To allow for these possibilities, BMO’s Low-Rate mortgage lets you refinance and early renew.
The downsides are:
- BMO may not have the rate, terms or features you desire at the time of refinancing.
- BMO doesn’t have to offer you its best discretionary rates since it knows you can’t escape before maturity.
- There are penalties to consider if refinancing. BMO might not be as compelled to negotiate on penalties and fees since you’re a captive customer.
- BMO is not obligated to early-renew or refinance you if you don’t meet its approval criteria.
For these reasons, having an escape route from your lender can often be essential.
On the other hand, if you can’t find a materially better deal than BMO and you’re willing to bet you won’t need to break (or add to) the mortgage early, then BMO’s Low Rate product may potentially be a fit. As competing lenders match or approximate BMO’s rate, however, the odds of that being true diminish significantly.

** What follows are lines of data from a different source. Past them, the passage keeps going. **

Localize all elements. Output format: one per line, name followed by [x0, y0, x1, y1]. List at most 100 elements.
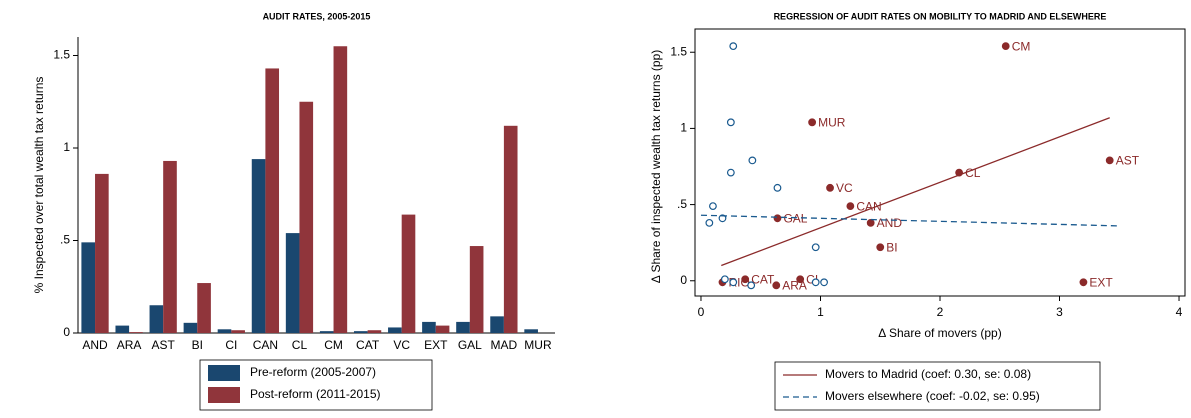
x-tick-label: 1 — [817, 305, 824, 319]
point — [1105, 156, 1114, 165]
bar — [251, 159, 266, 333]
point — [1079, 278, 1088, 287]
point — [811, 243, 820, 252]
bar — [129, 332, 143, 333]
bar — [183, 322, 198, 333]
legend-label: Post-reform (2011-2015) — [250, 387, 381, 401]
x-tick-label: CAT — [356, 338, 380, 352]
x-tick-label: 4 — [1176, 305, 1183, 319]
point-label: EXT — [1089, 275, 1113, 289]
x-tick-label: EXT — [424, 338, 448, 352]
point — [846, 202, 855, 211]
x-tick-label: VC — [393, 338, 410, 352]
bar — [353, 331, 368, 333]
x-tick-label: ARA — [117, 338, 142, 352]
point — [796, 275, 805, 284]
y-tick-label: 1 — [680, 121, 687, 135]
point — [726, 118, 735, 127]
point — [729, 42, 738, 51]
point — [826, 183, 834, 192]
bar — [367, 330, 382, 333]
x-tick-label: MAD — [491, 338, 518, 352]
point — [772, 281, 781, 290]
y-tick-label: .5 — [677, 197, 687, 211]
bar — [285, 233, 300, 333]
x-tick-label: CI — [225, 338, 237, 352]
bar — [388, 327, 402, 333]
x-axis-title: Δ Share of movers (pp) — [878, 326, 1001, 340]
bar — [524, 329, 538, 333]
bar — [231, 330, 245, 333]
point-label: CL — [965, 166, 981, 180]
chart-title: REGRESSION OF AUDIT RATES ON MOBILITY TO… — [774, 11, 1107, 21]
point — [729, 278, 738, 287]
y-tick-label: 1 — [63, 140, 70, 154]
y-tick-label: 0 — [63, 325, 70, 339]
point — [720, 275, 729, 284]
point-label: BI — [886, 240, 897, 254]
point — [748, 156, 757, 165]
bar — [333, 46, 348, 333]
point-label: ARA — [782, 279, 807, 293]
point — [876, 243, 885, 252]
point — [705, 218, 714, 227]
point-label: AST — [1116, 154, 1140, 168]
point-label: VC — [836, 181, 853, 195]
y-axis-title: Δ Share of inspected wealth tax returns … — [649, 50, 663, 283]
bar — [422, 321, 436, 333]
bar — [217, 329, 232, 333]
y-tick-label: 0 — [680, 273, 687, 287]
bar — [490, 316, 504, 333]
x-tick-label: CL — [292, 338, 308, 352]
point — [1001, 42, 1010, 51]
x-tick-label: CM — [324, 338, 343, 352]
bar — [319, 331, 334, 333]
bar — [299, 101, 314, 333]
fit-line — [721, 117, 1110, 267]
bar — [149, 305, 164, 333]
x-tick-label: BI — [192, 338, 203, 352]
point-label: MUR — [818, 115, 846, 129]
x-tick-label: MUR — [524, 338, 552, 352]
x-tick-label: CAN — [253, 338, 278, 352]
point — [747, 281, 756, 290]
x-tick-label: 2 — [937, 305, 944, 319]
y-tick-label: .5 — [60, 233, 70, 247]
point-label: CAN — [856, 199, 881, 213]
legend-swatch — [208, 387, 240, 403]
x-tick-label: AND — [82, 338, 108, 352]
chart-title: AUDIT RATES, 2005-2015 — [263, 11, 371, 21]
legend-swatch — [208, 365, 240, 381]
bar — [265, 68, 280, 333]
legend-label: Movers to Madrid (coef: 0.30, se: 0.08) — [825, 367, 1031, 381]
point-label: GAL — [783, 211, 807, 225]
legend-box — [774, 361, 1101, 411]
bar — [435, 325, 450, 333]
fit-line — [700, 214, 1120, 227]
point-label: CM — [1012, 39, 1031, 53]
bar — [95, 173, 109, 333]
bar — [115, 325, 130, 333]
x-tick-label: 3 — [1056, 305, 1063, 319]
bar — [503, 125, 518, 333]
bar — [81, 242, 96, 333]
bar — [197, 283, 211, 333]
point-label: CAT — [751, 272, 775, 286]
point — [811, 278, 820, 287]
point — [866, 218, 875, 227]
y-axis-title: % Inspected over total wealth tax return… — [32, 77, 46, 294]
legend-label: Pre-reform (2005-2007) — [250, 365, 376, 379]
bar — [456, 321, 470, 333]
point — [709, 202, 717, 211]
legend-label: Movers elsewhere (coef: -0.02, se: 0.95) — [825, 389, 1040, 403]
point — [726, 168, 735, 177]
x-tick-label: AST — [152, 338, 176, 352]
point — [808, 118, 817, 127]
point — [773, 183, 782, 192]
point — [773, 214, 782, 223]
bar — [401, 214, 416, 333]
y-tick-label: 1.5 — [670, 44, 687, 58]
bar — [163, 160, 177, 333]
point — [741, 275, 750, 284]
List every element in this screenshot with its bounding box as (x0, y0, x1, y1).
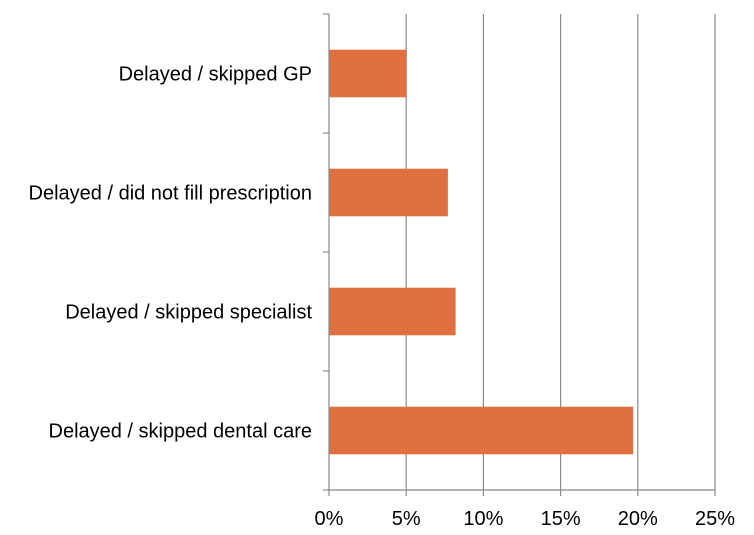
labels: 0% 5% 10% 15% 20% 25% Delayed / skipped GP Dela… (29, 64, 736, 531)
category-label: Delayed / skipped dental care (49, 421, 313, 443)
bar (329, 49, 407, 98)
x-tick-label: 10% (463, 508, 503, 530)
category-label: Delayed / skipped GP (119, 64, 312, 86)
bars (329, 49, 634, 455)
x-tick-label: 20% (618, 508, 658, 530)
x-tick-label: 15% (541, 508, 581, 530)
category-label: Delayed / skipped specialist (65, 302, 312, 324)
x-tick-label: 0% (315, 508, 344, 530)
x-tick-label: 25% (695, 508, 735, 530)
bar (329, 287, 456, 336)
category-label: Delayed / did not fill prescription (29, 183, 312, 205)
axes (323, 13, 716, 496)
bar (329, 168, 448, 217)
bar (329, 406, 634, 455)
x-tick-label: 5% (392, 508, 421, 530)
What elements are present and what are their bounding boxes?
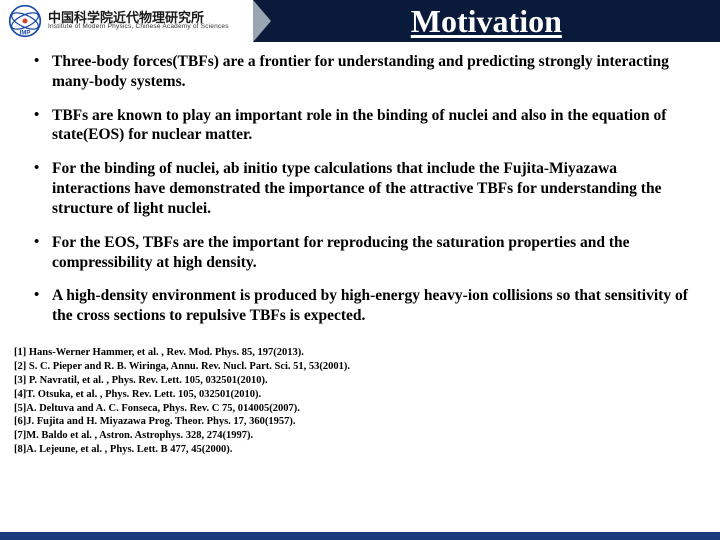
slide-content: Three-body forces(TBFs) are a frontier f… <box>0 42 720 344</box>
bullet-item: A high-density environment is produced b… <box>30 286 690 326</box>
bullet-item: For the EOS, TBFs are the important for … <box>30 233 690 273</box>
slide-title: Motivation <box>411 3 562 40</box>
reference-item: [1] Hans-Werner Hammer, et al. , Rev. Mo… <box>14 346 706 360</box>
svg-text:IMP: IMP <box>20 31 31 37</box>
reference-item: [4]T. Otsuka, et al. , Phys. Rev. Lett. … <box>14 388 706 402</box>
slide-header: IMP 中国科学院近代物理研究所 Institute of Modern Phy… <box>0 0 720 42</box>
title-band: Motivation <box>253 0 720 42</box>
bullet-item: TBFs are known to play an important role… <box>30 106 690 146</box>
reference-item: [3] P. Navratil, et al. , Phys. Rev. Let… <box>14 374 706 388</box>
reference-item: [8]A. Lejeune, et al. , Phys. Lett. B 47… <box>14 443 706 457</box>
imp-logo-icon: IMP <box>8 4 42 38</box>
bullet-list: Three-body forces(TBFs) are a frontier f… <box>30 52 690 326</box>
institute-name-cn: 中国科学院近代物理研究所 <box>48 11 229 25</box>
reference-item: [5]A. Deltuva and A. C. Fonseca, Phys. R… <box>14 402 706 416</box>
institute-name: 中国科学院近代物理研究所 Institute of Modern Physics… <box>48 11 229 31</box>
reference-item: [2] S. C. Pieper and R. B. Wiringa, Annu… <box>14 360 706 374</box>
references: [1] Hans-Werner Hammer, et al. , Rev. Mo… <box>0 344 720 457</box>
institute-logo-band: IMP 中国科学院近代物理研究所 Institute of Modern Phy… <box>0 0 253 42</box>
reference-item: [6]J. Fujita and H. Miyazawa Prog. Theor… <box>14 415 706 429</box>
reference-item: [7]M. Baldo et al. , Astron. Astrophys. … <box>14 429 706 443</box>
footer-accent-bar <box>0 532 720 540</box>
bullet-item: Three-body forces(TBFs) are a frontier f… <box>30 52 690 92</box>
bullet-item: For the binding of nuclei, ab initio typ… <box>30 159 690 218</box>
institute-name-en: Institute of Modern Physics, Chinese Aca… <box>48 24 229 31</box>
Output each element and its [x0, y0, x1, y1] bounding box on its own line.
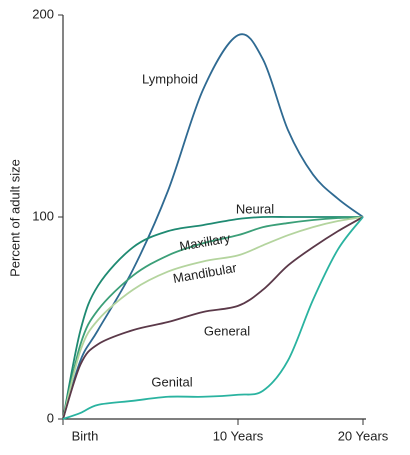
y-axis-label: Percent of adult size	[7, 159, 22, 277]
growth-curve	[62, 33, 364, 420]
y-tick-label: 200	[32, 6, 54, 21]
growth-curve	[62, 216, 364, 420]
series-label: Lymphoid	[142, 71, 198, 86]
x-tick-label: 20 Years	[338, 428, 389, 443]
y-tick-label: 100	[32, 208, 54, 223]
series-label: General	[204, 323, 250, 338]
y-tick-label: 0	[47, 410, 54, 425]
x-tick-label: 10 Years	[213, 428, 264, 443]
series-label: Mandibular	[172, 260, 239, 286]
growth-curve	[62, 216, 364, 420]
series-label: Neural	[236, 201, 274, 216]
x-tick-label: Birth	[72, 428, 99, 443]
growth-curve	[62, 216, 364, 420]
series-label: Genital	[151, 374, 192, 389]
growth-curve	[62, 216, 364, 420]
series-label: Maxillary	[178, 230, 232, 254]
growth-curve	[62, 215, 363, 420]
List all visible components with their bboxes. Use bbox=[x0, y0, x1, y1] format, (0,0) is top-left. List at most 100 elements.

One takeaway is this: Low-frills mortgages are here for the long haul. As such, this debate between flexibility and rate won’t go away anytime soon. Your best weapon to navigate the plethora of mortgage options is knowledge. Having a trusted expert help you compare the pros and cons of each rate sale is invaluable, because there’s nothing worse than finding out about costly restrictions after signing on the dotted line.